- Born: Beirut, Lebanon
- Occupation: Actress

= Sara Abi Kanaan =

Lebanese actress

Sara Abi Kanaan is a Lebanese actress. She began her acting career at the age of 11 in the Lebanese series “Bent El Hay”.

She is the first Arab actress that was nominated to win the iEmmys award in 2018 and she won the Murex D'or award two times, first, in 2013 for being the Best Promising Actress on her roles in the Lebanese series "Al Kinaa" and "Awwel Marra" and in the Lebanese movie "24 Hours of Love", secondly, in 2015 for being the Best Supporting Actress on her roles in the Pan Arab series "Laow", "Ittiham" and "Ishq El Nesaa".. She was also nominated for Best Actress in 2017 on her roles in the Lebanese series "Kawalis Al Madina" and "Ossit Hob".

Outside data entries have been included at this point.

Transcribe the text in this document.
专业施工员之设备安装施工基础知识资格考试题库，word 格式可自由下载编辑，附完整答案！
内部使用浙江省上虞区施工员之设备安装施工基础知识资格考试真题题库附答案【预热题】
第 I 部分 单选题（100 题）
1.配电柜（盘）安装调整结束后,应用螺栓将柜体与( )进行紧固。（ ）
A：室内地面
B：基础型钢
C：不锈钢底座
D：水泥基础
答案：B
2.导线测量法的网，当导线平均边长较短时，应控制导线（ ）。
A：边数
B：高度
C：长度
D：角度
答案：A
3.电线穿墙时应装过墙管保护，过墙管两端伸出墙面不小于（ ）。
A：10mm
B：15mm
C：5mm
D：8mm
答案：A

She studied two majors, Medical Laboratory Sciences and Pharmacy.

==Acting credits==
===TV series===
- Bent El Hay "Hoda".
- Khotwit Hob "Asma".
- Oyoun Al Amal "Maha".
- Al Kinaa "Ibtisam".
- Duo Al Gharam "Joumana".
- Awwel Marra "Tonia".
- Ittiham "Soha".
- Laow "Rasha".
- Ishq El Nesaa "Sara".
- Bent Al Shahbandar "Aaman".
- Ossit Hob "Mira".
- Layleh Hamra (Sarkhit Rouh) "Zeina".
- Kawalis Al Madina "Ola".
- Al Shakikatan "Doha".
- Thawrat AlFallahin "Foutoun".
- The Last Chance (Madraset El Hobb) "Selena".
- Sayf Bared "Sally".
- Bel Alb "Diana".

===Lebanese movies===
- 24 Hours of Love "Claire".
- Broken Keys

===American movies===
- JACIR "Seema".
- A star in the desert "Fatimeh".

==Achievements and awards==
- 2013, won 'Best Promising Actress' award at the Murex d'Or.
- 2015, hosted the first "Asian World Film Festival" that took place in Los Angeles, California.
- 2015, won 'Best Supporting Actress' award at Murex d'Or.
- 2017, nominated as 'Best Leading Actress' award at Murex d'Or.
- 2017, was chosen by the iEmmys Academy as the youngest and only Lebanese juror for the semi-final rounds of the iEmmys awards that took place in Abu Dhabi.
- 2018, hosted the fourth "Asian World Film Festival" that took place in Los Angeles, California
- 2018, was nominated to win the iEmmys award after being qualified to the final round of the Young Creatives Award competition organized by the iEmmys academy.